When we designed the prototype for Party of Sin, we had very basic enemies. They would move towards the player and shoot if there were no obstacles in the way. If they ran into a wall, they would get stuck. We knew that in the final product we would need pathfinding as well as smarter, more interesting, and more challenging enemies.
The first AI step was to implement pathfinding; i.e. how to get around the level. Traditionally, video games use the A* algorithm, which consists in using a graph to finding the shortest path from a node to another.
We started by building a graph that the AI would navigate. There was a connection from a node A to another node B if an AI actor was supposed to be able to get from A to B. There were three types of connection: walk, jump, and ladder. To go from a location to another, the enemy would find the node closest to itself and the node closest to the target destination, then use A* to find the best path. As the levels got bigger, we noticed that it was becoming very tedious to build the graph; there were too many nodes.

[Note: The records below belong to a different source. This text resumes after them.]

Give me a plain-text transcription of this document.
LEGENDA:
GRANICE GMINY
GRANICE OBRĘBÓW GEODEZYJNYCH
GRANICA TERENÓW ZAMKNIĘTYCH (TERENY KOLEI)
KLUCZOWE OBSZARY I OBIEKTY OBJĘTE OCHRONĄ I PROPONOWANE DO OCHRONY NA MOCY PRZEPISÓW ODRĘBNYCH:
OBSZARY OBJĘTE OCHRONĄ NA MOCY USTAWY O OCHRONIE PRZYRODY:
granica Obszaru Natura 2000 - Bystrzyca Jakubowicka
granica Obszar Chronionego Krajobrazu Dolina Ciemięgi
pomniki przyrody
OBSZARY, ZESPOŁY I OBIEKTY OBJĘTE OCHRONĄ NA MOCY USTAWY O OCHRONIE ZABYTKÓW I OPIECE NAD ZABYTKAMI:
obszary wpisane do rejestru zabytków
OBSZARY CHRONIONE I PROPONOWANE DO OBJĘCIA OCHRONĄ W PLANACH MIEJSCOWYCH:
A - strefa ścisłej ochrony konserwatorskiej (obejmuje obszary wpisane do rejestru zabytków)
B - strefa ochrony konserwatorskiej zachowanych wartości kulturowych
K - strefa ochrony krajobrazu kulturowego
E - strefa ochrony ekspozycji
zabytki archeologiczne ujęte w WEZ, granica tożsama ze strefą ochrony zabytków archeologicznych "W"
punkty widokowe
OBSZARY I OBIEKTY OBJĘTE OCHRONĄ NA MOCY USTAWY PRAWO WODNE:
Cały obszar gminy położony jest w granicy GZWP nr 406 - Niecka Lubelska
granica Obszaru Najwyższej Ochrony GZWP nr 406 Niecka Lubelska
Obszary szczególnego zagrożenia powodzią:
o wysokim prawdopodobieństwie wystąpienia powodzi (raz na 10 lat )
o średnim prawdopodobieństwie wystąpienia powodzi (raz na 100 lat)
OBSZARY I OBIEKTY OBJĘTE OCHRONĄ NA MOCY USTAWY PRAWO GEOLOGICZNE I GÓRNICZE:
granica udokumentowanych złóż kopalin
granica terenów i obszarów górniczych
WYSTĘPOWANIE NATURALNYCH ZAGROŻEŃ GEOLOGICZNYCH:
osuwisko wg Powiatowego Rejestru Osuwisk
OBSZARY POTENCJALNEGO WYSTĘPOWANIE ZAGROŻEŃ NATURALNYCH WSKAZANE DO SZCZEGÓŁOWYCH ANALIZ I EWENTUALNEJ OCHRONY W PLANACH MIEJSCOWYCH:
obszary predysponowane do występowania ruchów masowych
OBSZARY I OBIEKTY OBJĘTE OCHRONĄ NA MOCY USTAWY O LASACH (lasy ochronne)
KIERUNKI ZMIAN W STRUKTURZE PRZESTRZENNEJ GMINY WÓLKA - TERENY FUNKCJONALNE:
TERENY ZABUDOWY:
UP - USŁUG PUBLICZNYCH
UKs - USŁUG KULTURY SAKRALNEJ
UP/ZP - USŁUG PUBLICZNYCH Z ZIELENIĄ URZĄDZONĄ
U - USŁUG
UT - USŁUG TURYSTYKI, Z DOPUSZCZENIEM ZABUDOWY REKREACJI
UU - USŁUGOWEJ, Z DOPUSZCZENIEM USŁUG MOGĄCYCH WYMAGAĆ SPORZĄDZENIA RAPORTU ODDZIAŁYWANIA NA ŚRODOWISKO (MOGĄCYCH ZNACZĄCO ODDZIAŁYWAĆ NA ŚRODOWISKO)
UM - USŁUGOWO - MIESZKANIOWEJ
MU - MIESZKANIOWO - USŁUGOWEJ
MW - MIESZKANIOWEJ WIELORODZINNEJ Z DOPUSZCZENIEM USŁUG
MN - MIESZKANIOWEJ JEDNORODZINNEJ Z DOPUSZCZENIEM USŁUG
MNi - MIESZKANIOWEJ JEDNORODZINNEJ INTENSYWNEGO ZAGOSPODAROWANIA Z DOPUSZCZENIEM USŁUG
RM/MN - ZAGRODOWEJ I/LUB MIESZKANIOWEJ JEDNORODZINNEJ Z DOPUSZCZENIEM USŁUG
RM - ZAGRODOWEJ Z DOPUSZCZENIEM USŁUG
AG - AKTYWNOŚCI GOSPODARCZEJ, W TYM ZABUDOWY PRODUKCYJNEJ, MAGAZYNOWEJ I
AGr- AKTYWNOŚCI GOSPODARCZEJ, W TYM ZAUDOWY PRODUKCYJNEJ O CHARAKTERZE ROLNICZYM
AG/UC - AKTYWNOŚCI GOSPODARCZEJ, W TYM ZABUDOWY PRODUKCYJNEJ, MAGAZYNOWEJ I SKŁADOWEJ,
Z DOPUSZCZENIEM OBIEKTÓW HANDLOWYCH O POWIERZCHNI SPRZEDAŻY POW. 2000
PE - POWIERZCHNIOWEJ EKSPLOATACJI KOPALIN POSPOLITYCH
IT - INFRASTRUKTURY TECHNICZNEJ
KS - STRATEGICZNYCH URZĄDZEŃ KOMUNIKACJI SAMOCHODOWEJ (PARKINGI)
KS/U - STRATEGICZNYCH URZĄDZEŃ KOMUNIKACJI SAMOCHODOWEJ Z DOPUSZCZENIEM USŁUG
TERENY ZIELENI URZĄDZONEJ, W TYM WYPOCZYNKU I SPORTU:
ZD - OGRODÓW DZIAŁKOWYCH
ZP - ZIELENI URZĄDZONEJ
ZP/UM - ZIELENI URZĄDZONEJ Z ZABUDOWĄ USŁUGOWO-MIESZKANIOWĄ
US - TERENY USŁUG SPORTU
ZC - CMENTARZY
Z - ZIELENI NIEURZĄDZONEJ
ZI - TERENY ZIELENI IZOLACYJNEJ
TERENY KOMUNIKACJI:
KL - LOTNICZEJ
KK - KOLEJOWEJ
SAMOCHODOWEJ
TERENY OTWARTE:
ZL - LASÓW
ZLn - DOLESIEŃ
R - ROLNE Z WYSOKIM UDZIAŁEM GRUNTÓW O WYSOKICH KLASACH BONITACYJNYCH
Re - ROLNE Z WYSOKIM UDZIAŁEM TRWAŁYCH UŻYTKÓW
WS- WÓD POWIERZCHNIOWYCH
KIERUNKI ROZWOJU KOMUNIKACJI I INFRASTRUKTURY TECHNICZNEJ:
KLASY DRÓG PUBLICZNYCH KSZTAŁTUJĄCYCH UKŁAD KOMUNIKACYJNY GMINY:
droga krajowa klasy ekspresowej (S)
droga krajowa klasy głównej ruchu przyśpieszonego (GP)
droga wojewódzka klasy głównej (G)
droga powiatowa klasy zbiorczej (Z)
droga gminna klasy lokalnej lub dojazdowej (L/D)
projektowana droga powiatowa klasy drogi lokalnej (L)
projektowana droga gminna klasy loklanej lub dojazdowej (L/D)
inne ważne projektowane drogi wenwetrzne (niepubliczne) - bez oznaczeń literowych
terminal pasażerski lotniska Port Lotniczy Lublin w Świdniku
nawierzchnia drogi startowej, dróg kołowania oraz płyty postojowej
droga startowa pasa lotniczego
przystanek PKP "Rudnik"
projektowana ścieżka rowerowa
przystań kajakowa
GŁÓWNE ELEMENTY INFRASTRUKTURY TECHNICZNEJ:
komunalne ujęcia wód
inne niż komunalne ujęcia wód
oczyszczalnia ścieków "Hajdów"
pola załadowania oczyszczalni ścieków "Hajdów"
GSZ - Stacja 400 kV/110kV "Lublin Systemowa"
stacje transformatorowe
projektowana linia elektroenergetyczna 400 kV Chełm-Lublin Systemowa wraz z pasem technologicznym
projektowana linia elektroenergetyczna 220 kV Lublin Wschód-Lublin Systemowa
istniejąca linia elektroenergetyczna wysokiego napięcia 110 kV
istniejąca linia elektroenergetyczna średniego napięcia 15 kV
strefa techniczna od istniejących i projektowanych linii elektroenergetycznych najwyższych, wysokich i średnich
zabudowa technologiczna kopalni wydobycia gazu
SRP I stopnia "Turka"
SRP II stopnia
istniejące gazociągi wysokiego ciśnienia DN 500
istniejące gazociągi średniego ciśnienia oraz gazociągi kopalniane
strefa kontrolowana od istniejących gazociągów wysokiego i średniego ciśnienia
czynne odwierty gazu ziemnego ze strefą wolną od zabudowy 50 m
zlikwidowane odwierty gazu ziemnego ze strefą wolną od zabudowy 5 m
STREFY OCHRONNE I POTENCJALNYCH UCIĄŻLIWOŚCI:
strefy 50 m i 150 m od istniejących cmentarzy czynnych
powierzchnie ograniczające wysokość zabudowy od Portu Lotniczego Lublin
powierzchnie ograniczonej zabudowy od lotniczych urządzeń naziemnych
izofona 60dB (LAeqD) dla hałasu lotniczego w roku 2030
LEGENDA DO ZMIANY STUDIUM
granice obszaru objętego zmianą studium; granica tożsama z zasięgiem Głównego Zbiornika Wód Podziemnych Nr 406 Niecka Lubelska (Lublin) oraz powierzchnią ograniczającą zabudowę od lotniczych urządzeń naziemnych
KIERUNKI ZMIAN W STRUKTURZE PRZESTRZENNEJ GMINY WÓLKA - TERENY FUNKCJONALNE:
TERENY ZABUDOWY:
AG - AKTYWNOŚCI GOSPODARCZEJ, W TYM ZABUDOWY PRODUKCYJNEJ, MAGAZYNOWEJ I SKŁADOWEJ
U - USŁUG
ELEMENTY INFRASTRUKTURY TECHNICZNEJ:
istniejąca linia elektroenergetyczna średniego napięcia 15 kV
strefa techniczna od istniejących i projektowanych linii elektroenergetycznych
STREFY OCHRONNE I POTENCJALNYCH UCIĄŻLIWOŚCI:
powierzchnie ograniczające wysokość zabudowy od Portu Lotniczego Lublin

That’s when Dan came up with the idea of getting rid of all the walk connections; we would use nodes as one dimensional space instead. We would assign a ground identification, or GID, to each platform. If two platforms had the same GID, then an enemy could move from one to the other by walking left or right. Platforms became the graph nodes, and platforms with the same GID represented the same node. AI agents knew which node they were at by checking the GID of the platforms they were standing on. Now that we didn’t have walk connections anymore, we added fall connections that would allow enemies to go from a platform to another by walking off its edge. With this simpler implementation, the AI graph contained a lot less nodes, and it was considerably easier to build it in the map editor.Problem one was solved; no more getting stuck into walls. Ground enemies could chase the player all around the level as long as the AI graph wasn’t flawed.
2. Order System
The second AI step was to make combat more interesting. At this point, the enemies would relentlessly chase the players and shoot them if they were in range. This was boring and predictable behaviour. Combat was too simple; it had to get more challenging. One thing we tried was to increase the number of enemies. The game did get harder, but it was still not very exciting. We then thought of making each one harder to kill instead of spawning more of them. Increasing their health points made them more resilient, but they had to be smarter as well. We also wanted to diversify their behaviour to make fighting them more interesting. For instance, some angels would be aggressive and charge at you, while others would be more careful and pull up a shield to protect themselves from projectiles.To answer this problem, we came up with an order system which has three kinds of orders: idle, combat, and atomic. Idle orders define how an AI agent behaves when there are no enemies nearby. They can guard a position, follow a buddy, or patrol between two points. Combat orders specify what an enemy does when it finds a hostile target; it contains all the battle logic and makes use of atomic orders. For example, the charging angel combat order states: attack with the sword if the target is in melee range, shoot an arrow if the target is in shooting range, and charge the target otherwise. Atomic orders are very specific actions that the AI enemy performs such as swinging a sword, shooting a bow or pulling up a shield.Each AI actor has an idle and a combat behaviour. It follows the idle order until it finds a target. As long as a target is in sight, the enemy will keep executing the combat order. If it doesn’t see a hostile target for more than a given period of time, it reverts to the idle order.
3. Timing component
When we played other platform games such as Mega Man and Super Mario Bros, we noticed that timing was an important part of gameplay. We introduced a charging and recovery time to the atomic orders. Basically, charging time is the time between which the enemy shows that it is going to perform an action and the time it actually performs the action. Recovery time specifies how long an enemy is vulnerable after executing the action. For example, an angel would pull back an arrow on his bow for two seconds before shooting, and wait one second before executing its next order. This allows the players to dodge enemy attacks more easily, and to damage them while they are recovering.
4. What’s next?
We still have to work on pathfinding for flying enemies. They could follow the AI graph we set up for ground enemies, but then they wouldn’t be making optimal use of their flying capacities to find the shortest path. Since they aren’t affected by gravity, the situation becomes similar to top-down game pathfinding. We were thinking of using an AI mesh. We also brainstormed other behaviour ideas such as teamwork and leadership. Charging angels could cooperate with others to rush the players from all sides rather than come at the Sins in a line, or archer angels could take cover behind shield angels. This is all work in progress.